• Ceclin
jul 12, 2018 0 Comentário


Câmara de Pombos rejeita contas 2004 do ex-prefeito Josuel Vicente

As contas foram rejeitadas por oito votos a dois do plenário da Câmara. Fotos: A Voz da Vitoria

As contas foram rejeitadas por oito votos a dois do plenário da Câmara de Vereadores de Pombos. Fotos: A Voz da Vitória

Por Lissandro Nascimento 

A Câmara de Vereadores de Pombos, no Agreste pernambucano, em sessão realizada na manhã desta quinta-feira (12/7), julgou as contas do ex-prefeito Josuel Vicente Lins (PSDB). Por maioria, os vereadores concordaram com o Parecer do Tribunal de Contas do Estado (TCE-PE), que recomendava a Casa pela rejeição das contas do gestor relativas ao exercício financeiro de 2004.
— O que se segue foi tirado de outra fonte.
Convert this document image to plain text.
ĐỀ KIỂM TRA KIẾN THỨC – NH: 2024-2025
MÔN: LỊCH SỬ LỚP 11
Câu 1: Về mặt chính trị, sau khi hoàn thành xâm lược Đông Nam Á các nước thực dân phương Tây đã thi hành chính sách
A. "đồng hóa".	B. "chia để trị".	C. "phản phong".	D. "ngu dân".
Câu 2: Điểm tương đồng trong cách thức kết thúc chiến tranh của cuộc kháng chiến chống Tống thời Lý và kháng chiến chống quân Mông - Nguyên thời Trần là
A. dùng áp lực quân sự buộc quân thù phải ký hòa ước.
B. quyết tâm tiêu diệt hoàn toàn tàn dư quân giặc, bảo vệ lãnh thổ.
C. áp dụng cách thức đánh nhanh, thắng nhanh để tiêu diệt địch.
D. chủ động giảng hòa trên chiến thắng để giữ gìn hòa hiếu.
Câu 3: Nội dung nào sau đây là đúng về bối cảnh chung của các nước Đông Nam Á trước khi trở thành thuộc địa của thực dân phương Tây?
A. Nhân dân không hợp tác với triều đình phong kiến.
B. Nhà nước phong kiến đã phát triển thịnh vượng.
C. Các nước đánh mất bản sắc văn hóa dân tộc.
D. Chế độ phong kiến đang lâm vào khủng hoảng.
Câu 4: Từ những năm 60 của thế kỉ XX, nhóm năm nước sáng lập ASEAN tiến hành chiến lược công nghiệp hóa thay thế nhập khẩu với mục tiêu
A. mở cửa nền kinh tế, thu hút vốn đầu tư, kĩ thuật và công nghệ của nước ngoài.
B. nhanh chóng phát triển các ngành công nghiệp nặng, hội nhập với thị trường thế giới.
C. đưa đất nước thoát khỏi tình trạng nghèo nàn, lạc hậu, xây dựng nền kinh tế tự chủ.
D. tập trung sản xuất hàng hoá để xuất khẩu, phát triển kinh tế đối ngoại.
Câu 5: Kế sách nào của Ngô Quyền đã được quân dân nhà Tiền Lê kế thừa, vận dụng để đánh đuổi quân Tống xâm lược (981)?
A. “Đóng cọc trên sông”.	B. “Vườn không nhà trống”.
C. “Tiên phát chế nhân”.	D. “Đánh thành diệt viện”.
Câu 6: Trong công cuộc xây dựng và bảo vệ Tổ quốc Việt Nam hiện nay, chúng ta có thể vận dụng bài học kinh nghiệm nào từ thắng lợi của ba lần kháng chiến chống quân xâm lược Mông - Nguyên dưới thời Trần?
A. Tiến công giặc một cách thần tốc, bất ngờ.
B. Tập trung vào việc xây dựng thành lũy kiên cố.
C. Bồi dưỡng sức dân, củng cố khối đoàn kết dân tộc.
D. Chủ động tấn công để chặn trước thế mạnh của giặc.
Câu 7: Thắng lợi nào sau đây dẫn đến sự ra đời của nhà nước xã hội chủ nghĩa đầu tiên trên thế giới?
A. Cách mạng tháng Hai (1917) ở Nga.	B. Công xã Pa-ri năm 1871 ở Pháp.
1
As contas foram rejeitadas por oito votos a dois do plenário da Câmara, pelo qual essa sessão foi acompanhada por dezenas de cidadãos nas dependências do prédio. Com as contas rejeitadas pela Câmara de Pombos, Josuel Vicente, que perdeu a disputa pela reeleição em 2016, pode ficar inelegível, já que se trata de decisão colegiada, ao qual somado a Lei da Ficha Limpa atende decisão do Supremo Tribunal Federal (STF) que determina perda de direitos políticos quando as contas são reprovadas pelo TCE e depois acatadas sua reprovação por 2/3 do Poder Legislativo municipal. Apenas duas vereadoras votaram contra o Parecer do TCE: Neide Roque (MDB) e Nida de Manga Rosa (PSDB), ambas eleitas em 2016 no palanque de Vicente.

Detentor de três mandatos na Prefeitura de Pombos (2001 – 2004 / 2005 – 2008 / 2013 – 2016), Josuel Vicente chegou a ser eleito ao cargo em 2012 sub judice, ou seja, com a legalidade da candidatura pendente, podendo não assumir, devido a série de denúncias de improbidade administrativa que acumulou ao longo de sua carreira política, bem como ao fato de que justamente as contas do seu primeiro mandato travarem seu retorno a Prefeitura de Pombos. Em 2011, a Câmara chegou a realizar uma sessão com apenas cinco vereadores aprovando a rejeição do Exercício 2004, porém Josuel Vicente ingressou na Justiça alegando que não teve assegurado sua ampla defesa e a ausência de quórum naquela sessão, o que lhe permitiu invalidar a reunião e legitimar sua eleição de 2012.

Sem ter sido devidamente apreciada, as contas de 2004 foram reenviadas pelo TCE a Câmara de Pombos em dezembro de 2017. Cumpridas todas as formalidades legais no Legislativo, a matéria acabou apreciada nessa quinta-feira (12). Ao declarar seu voto pelo Parecer do Tribunal, o vereador Beto da Ambulância (PTB) mencionou que nos autos do processo a cifra dos desvios de recursos públicos praticados naquele ano chegou a R$ 3 milhões.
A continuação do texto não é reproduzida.